Ein Teil geht an den Hof Wessels in Herten. Er unterstützt sozial benachteiligte junge Menschen und ermöglicht ihnen einen Einblick in landwirtschaftliche Aufgabenfelder. Dazu bietet er Kindergarten- und Schulkindern die Möglichkeit, Kräutergarten, Landwirtschaft und Tierpflege in eigener Erfahrung und Verantwortung zu erleben. Vorgeschlagen wurde Hof Wessels von Dr. Richard Schröder.

Ebenfalls über 877,25 Euro freuen darf sich der Kinderschutzbund in Haltern am See. Er engagiert sich seit über 30 Jahren in der Kinder und Jugendhilfe und betreibt unter anderem einen Kleiderladen, in dem ehrenamtliche Helfer nicht nur für die Ausgabe von Kleidern sondern auch für Gespräche mit Eltern und Kindern zur Verfügung stehen. Vorgeschlagen wurde der Kinderschutzbund von Dagmar Jedfeld.

Der dritte Anteil kommt dem SuS Concordia Haltern-Flaesheim zugute. Der Verein engagiert sich seit Jahren in der Unterstützung behinderter Kinder und veranstaltet jährlich ein Jugend- und Behindertensportfest als Benefizturnier für die Lebenshilfe Haltern e.V., welches im nächsten Jahr sein 40. Jubiläum feiert. Vorgeschlagen wurden der SuS Concordia Haltern-Flaesheim und sein Sportfest von Marcel Mainholz.

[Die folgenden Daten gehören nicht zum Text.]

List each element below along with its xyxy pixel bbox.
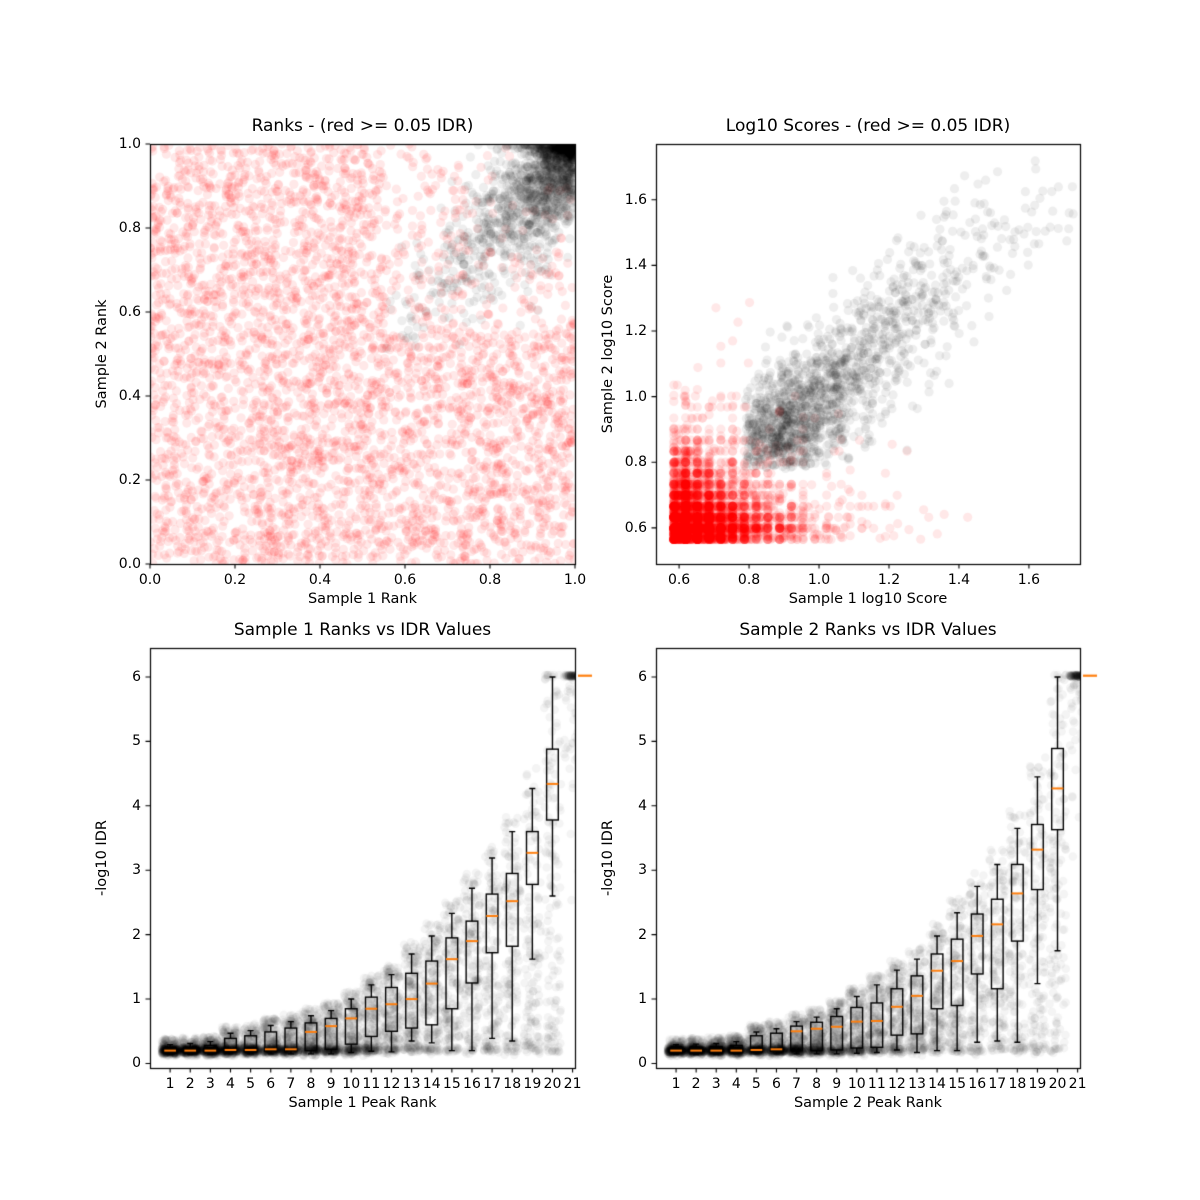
y-tick-label: 0 [638, 1055, 647, 1072]
scores-scatter-xlabel: Sample 1 log10 Score [788, 591, 948, 607]
x-tick-label: 1.4 [947, 572, 971, 588]
x-tick-label: 21 [563, 1076, 582, 1092]
x-tick-label: 11 [867, 1076, 886, 1092]
x-tick-label: 6 [266, 1076, 276, 1092]
x-tick-label: 5 [246, 1076, 256, 1092]
y-tick-label: 0.2 [118, 472, 141, 488]
x-tick-label: 9 [326, 1076, 336, 1092]
x-tick-label: 0.8 [478, 572, 502, 588]
y-tick-label: 1.0 [624, 388, 647, 405]
y-tick-label: 3 [638, 862, 647, 879]
x-tick-label: 0.4 [308, 572, 332, 588]
x-tick-label: 16 [968, 1076, 987, 1092]
y-tick-label: 6 [132, 668, 141, 685]
sample1-boxplot-title: Sample 1 Ranks vs IDR Values [233, 620, 492, 640]
x-tick-label: 0.2 [223, 572, 247, 588]
sample1-boxplot-ylabel: -log10 IDR [94, 820, 110, 896]
x-tick-label: 1.6 [1017, 572, 1041, 588]
y-tick-label: 2 [638, 926, 647, 943]
x-tick-label: 10 [847, 1076, 866, 1092]
y-tick-label: 6 [638, 668, 647, 685]
y-tick-label: 0 [132, 1055, 141, 1072]
x-tick-label: 1.0 [563, 572, 587, 588]
x-tick-label: 9 [832, 1076, 842, 1092]
x-tick-label: 8 [812, 1076, 822, 1092]
x-tick-label: 18 [1008, 1076, 1027, 1092]
ranks-scatter-title: Ranks - (red >= 0.05 IDR) [251, 116, 474, 136]
x-tick-label: 2 [185, 1076, 195, 1092]
x-tick-label: 21 [1068, 1076, 1087, 1092]
x-tick-label: 3 [205, 1076, 215, 1092]
y-tick-label: 4 [132, 797, 141, 814]
x-tick-label: 5 [751, 1076, 761, 1092]
y-tick-label: 1 [132, 991, 141, 1008]
y-tick-label: 0.6 [118, 304, 141, 320]
x-tick-label: 17 [988, 1076, 1007, 1092]
x-tick-label: 0.8 [737, 572, 761, 588]
x-tick-label: 6 [771, 1076, 781, 1092]
x-tick-label: 20 [543, 1076, 562, 1092]
x-tick-label: 7 [792, 1076, 801, 1092]
x-tick-label: 12 [382, 1076, 401, 1092]
x-tick-label: 7 [286, 1076, 296, 1092]
x-tick-label: 3 [711, 1076, 721, 1092]
x-tick-label: 2 [691, 1076, 701, 1092]
x-tick-label: 13 [908, 1076, 926, 1092]
x-tick-label: 0.0 [138, 572, 162, 588]
x-tick-label: 14 [928, 1076, 946, 1092]
x-tick-label: 4 [731, 1076, 741, 1092]
x-tick-label: 16 [463, 1076, 481, 1092]
x-tick-label: 19 [1028, 1076, 1047, 1092]
ranks-scatter-xlabel: Sample 1 Rank [307, 591, 418, 607]
sample1-boxplot-xlabel: Sample 1 Peak Rank [288, 1095, 437, 1111]
x-tick-label: 0.6 [393, 572, 417, 588]
y-tick-label: 1 [638, 991, 647, 1008]
x-tick-label: 19 [523, 1076, 542, 1092]
x-tick-label: 17 [483, 1076, 501, 1092]
x-tick-label: 18 [503, 1076, 522, 1092]
y-tick-label: 0.4 [118, 388, 141, 404]
y-tick-label: 2 [132, 926, 141, 943]
sample2-boxplot-ylabel: -log10 IDR [600, 820, 616, 896]
x-tick-label: 13 [402, 1076, 421, 1092]
y-tick-label: 0.8 [118, 220, 141, 236]
x-tick-label: 11 [362, 1076, 381, 1092]
y-tick-label: 1.6 [624, 191, 647, 208]
y-tick-label: 1.4 [624, 257, 647, 274]
x-tick-label: 15 [948, 1076, 967, 1092]
x-tick-label: 10 [342, 1076, 361, 1092]
x-tick-label: 1 [165, 1076, 175, 1092]
x-tick-label: 12 [887, 1076, 906, 1092]
x-tick-label: 8 [306, 1076, 316, 1092]
y-tick-label: 0.0 [118, 556, 141, 572]
x-tick-label: 4 [226, 1076, 235, 1092]
scores-scatter-title: Log10 Scores - (red >= 0.05 IDR) [725, 116, 1011, 136]
x-tick-label: 1 [671, 1076, 681, 1092]
y-tick-label: 3 [132, 862, 141, 879]
x-tick-label: 1.2 [877, 572, 901, 588]
x-tick-label: 0.6 [667, 572, 691, 588]
y-tick-label: 4 [638, 797, 647, 814]
scores-scatter-ylabel: Sample 2 log10 Score [600, 274, 616, 434]
x-tick-label: 15 [442, 1076, 461, 1092]
y-tick-label: 5 [132, 733, 141, 750]
x-tick-label: 1.0 [807, 572, 831, 588]
ranks-scatter-ylabel: Sample 2 Rank [94, 299, 110, 409]
y-tick-label: 5 [638, 733, 647, 750]
y-tick-label: 0.6 [624, 519, 647, 536]
x-tick-label: 20 [1048, 1076, 1067, 1092]
x-tick-label: 14 [422, 1076, 441, 1092]
sample2-boxplot-title: Sample 2 Ranks vs IDR Values [739, 620, 997, 640]
y-tick-label: 1.0 [118, 136, 141, 152]
sample2-boxplot-xlabel: Sample 2 Peak Rank [793, 1095, 943, 1111]
y-tick-label: 1.2 [624, 323, 647, 340]
y-tick-label: 0.8 [624, 454, 647, 471]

Den vierten Teil erhält die Flüchtlingshilfe der Evangelischen Kirche Gladbeck. Seit über zwanzig arbeiten dort Ehrenamtliche und unterstützen Flüchtlinge sowohl bei Behördengängen aber auch bei ganz lebenspraktischen Dingen, wie dem Transport und Aufbau gebrauchter Möbel, aber auch durch Deutschkurse. Die Flüchtlingshilfe der Evangelischen Kirche Gladbeck finanziert sich ausschließlich über Spenden und wurde von der Personalratsvorsitzenden Martina Pestke vorgeschlagen.

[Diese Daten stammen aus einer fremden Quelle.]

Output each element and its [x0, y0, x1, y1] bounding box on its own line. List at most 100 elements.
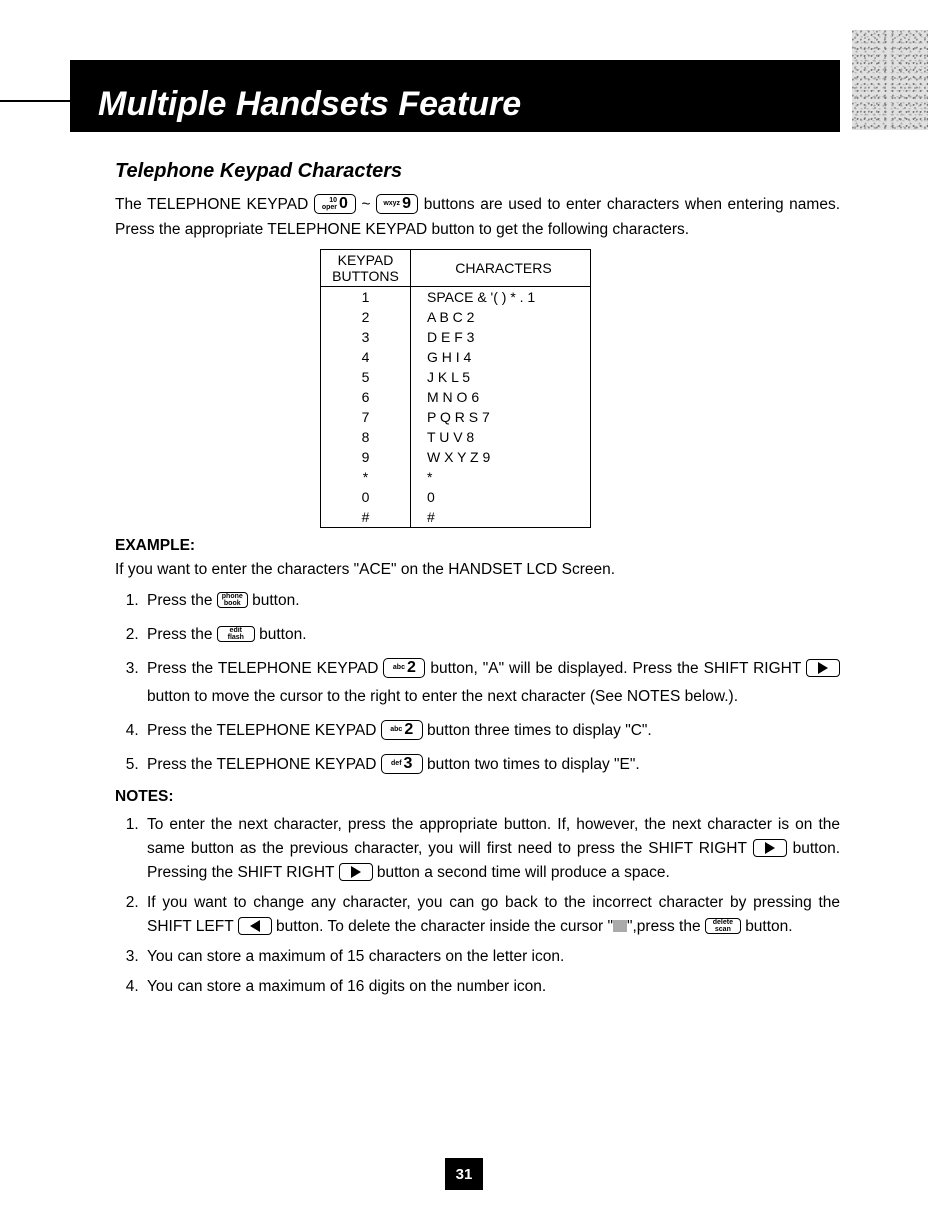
arrow-right-icon: [351, 866, 361, 878]
table-row: 9W X Y Z 9: [321, 447, 591, 467]
step-5-post: button two times to display "E".: [427, 756, 640, 773]
step-1: Press the phone book button.: [143, 587, 840, 615]
table-row: ##: [321, 507, 591, 528]
page-number: 31: [445, 1158, 483, 1190]
table-row: 00: [321, 487, 591, 507]
step-4-post: button three times to display "C".: [427, 722, 652, 739]
table-cell-characters: A B C 2: [411, 307, 591, 327]
table-cell-characters: D E F 3: [411, 327, 591, 347]
shift-right-button-n1a: [753, 839, 787, 857]
note-2: If you want to change any character, you…: [143, 891, 840, 939]
note-3: You can store a maximum of 15 characters…: [143, 945, 840, 969]
table-row: 6M N O 6: [321, 387, 591, 407]
table-cell-characters: 0: [411, 487, 591, 507]
chapter-title: Multiple Handsets Feature: [98, 85, 521, 124]
editflash-bot: flash: [228, 634, 244, 641]
table-cell-button: 7: [321, 407, 411, 427]
table-cell-characters: W X Y Z 9: [411, 447, 591, 467]
step-2-pre: Press the: [147, 626, 217, 643]
keypad-9-sub: wxyz: [383, 200, 400, 207]
shift-left-button: [238, 917, 272, 935]
step-4: Press the TELEPHONE KEYPAD abc 2 button …: [143, 717, 840, 745]
phonebook-button: phone book: [217, 592, 248, 608]
table-cell-characters: P Q R S 7: [411, 407, 591, 427]
step-2: Press the edit flash button.: [143, 621, 840, 649]
table-cell-button: 0: [321, 487, 411, 507]
intro-paragraph: The TELEPHONE KEYPAD 10 oper 0 ~ wxyz 9 …: [115, 193, 840, 243]
page-content: Telephone Keypad Characters The TELEPHON…: [115, 150, 840, 1005]
table-cell-characters: G H I 4: [411, 347, 591, 367]
phonebook-top: phone: [222, 593, 243, 600]
note-1-post: button a second time will produce a spac…: [377, 864, 670, 881]
note-1-pre: To enter the next character, press the a…: [147, 816, 840, 857]
header-rule: [0, 100, 70, 102]
section-heading: Telephone Keypad Characters: [115, 160, 840, 183]
def3-sub: def: [391, 760, 402, 767]
arrow-right-icon: [765, 842, 775, 854]
intro-tilde: ~: [361, 196, 376, 213]
step-3: Press the TELEPHONE KEYPAD abc 2 button,…: [143, 655, 840, 711]
table-cell-characters: *: [411, 467, 591, 487]
keypad-0-num: 0: [339, 196, 348, 212]
table-row: 4G H I 4: [321, 347, 591, 367]
abc2-num: 2: [407, 660, 416, 676]
table-head-buttons: KEYPAD BUTTONS: [321, 249, 411, 286]
table-row: **: [321, 467, 591, 487]
phonebook-bot: book: [224, 600, 241, 607]
deletescan-button: delete scan: [705, 918, 741, 934]
table-cell-characters: M N O 6: [411, 387, 591, 407]
step-3-post: button to move the cursor to the right t…: [147, 688, 738, 705]
arrow-right-icon: [818, 662, 828, 674]
table-cell-button: 6: [321, 387, 411, 407]
table-cell-button: *: [321, 467, 411, 487]
keypad-0-sub: 10 oper: [322, 197, 337, 211]
chapter-banner: Multiple Handsets Feature: [70, 60, 840, 132]
table-row: 3D E F 3: [321, 327, 591, 347]
deletescan-top: delete: [713, 919, 733, 926]
table-row: 5J K L 5: [321, 367, 591, 387]
keypad-characters-table: KEYPAD BUTTONS CHARACTERS 1SPACE & '( ) …: [320, 249, 591, 528]
keypad-abc2-button-2: abc 2: [381, 720, 423, 740]
step-3-mid: button, "A" will be displayed. Press the…: [430, 660, 806, 677]
table-row: 1SPACE & '( ) * . 1: [321, 286, 591, 307]
note-2-post: button.: [745, 918, 792, 935]
table-cell-button: 4: [321, 347, 411, 367]
note-1: To enter the next character, press the a…: [143, 813, 840, 885]
note-4: You can store a maximum of 16 digits on …: [143, 975, 840, 999]
table-row: 7P Q R S 7: [321, 407, 591, 427]
editflash-top: edit: [230, 627, 242, 634]
step-2-post: button.: [259, 626, 306, 643]
step-5-pre: Press the TELEPHONE KEYPAD: [147, 756, 381, 773]
shift-right-button-n1b: [339, 863, 373, 881]
keypad-def3-button: def 3: [381, 754, 423, 774]
abc2-sub: abc: [393, 664, 405, 671]
abc2-sub-2: abc: [390, 726, 402, 733]
table-cell-button: 2: [321, 307, 411, 327]
table-cell-characters: SPACE & '( ) * . 1: [411, 286, 591, 307]
keypad-9-button: wxyz 9: [376, 194, 418, 214]
keypad-0-button: 10 oper 0: [314, 194, 356, 214]
editflash-button: edit flash: [217, 626, 255, 642]
example-steps-list: Press the phone book button. Press the e…: [115, 587, 840, 778]
table-cell-button: 8: [321, 427, 411, 447]
step-1-post: button.: [252, 592, 299, 609]
arrow-left-icon: [250, 920, 260, 932]
table-row: 2A B C 2: [321, 307, 591, 327]
example-intro: If you want to enter the characters "ACE…: [115, 558, 840, 583]
table-cell-button: 1: [321, 286, 411, 307]
keypad-0-sub-top: 10: [329, 197, 337, 204]
step-1-pre: Press the: [147, 592, 217, 609]
table-row: 8T U V 8: [321, 427, 591, 447]
notes-label: NOTES:: [115, 785, 840, 810]
table-head-characters: CHARACTERS: [411, 249, 591, 286]
note-2-mid: button. To delete the character inside t…: [276, 918, 613, 935]
keypad-0-sub-bot: oper: [322, 204, 337, 211]
step-4-pre: Press the TELEPHONE KEYPAD: [147, 722, 381, 739]
shift-right-button: [806, 659, 840, 677]
table-cell-button: 5: [321, 367, 411, 387]
table-cell-button: 3: [321, 327, 411, 347]
def3-num: 3: [404, 756, 413, 772]
deletescan-bot: scan: [715, 926, 731, 933]
table-cell-characters: T U V 8: [411, 427, 591, 447]
table-cell-button: #: [321, 507, 411, 528]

Die Centspenden-Aktion der Kreisverwaltung wurde im Jahr 2005 ins Leben gerufen. Auslöser war damals die Tsunami-Katastrophe in Asien: „Die Kollegenschaft wollte den Menschen im Katastrophengebiet unbedingt helfen und hat uns gebeten, eine Spendenaktion zu organisieren“, sagt Martina Pestke. „So ist die Idee der Centspende geboren.“ Seit 2006 unterstützt die Kreisverwaltung damit ausschließlich gemeinnützige Einrichtungen und Projekte in der Region.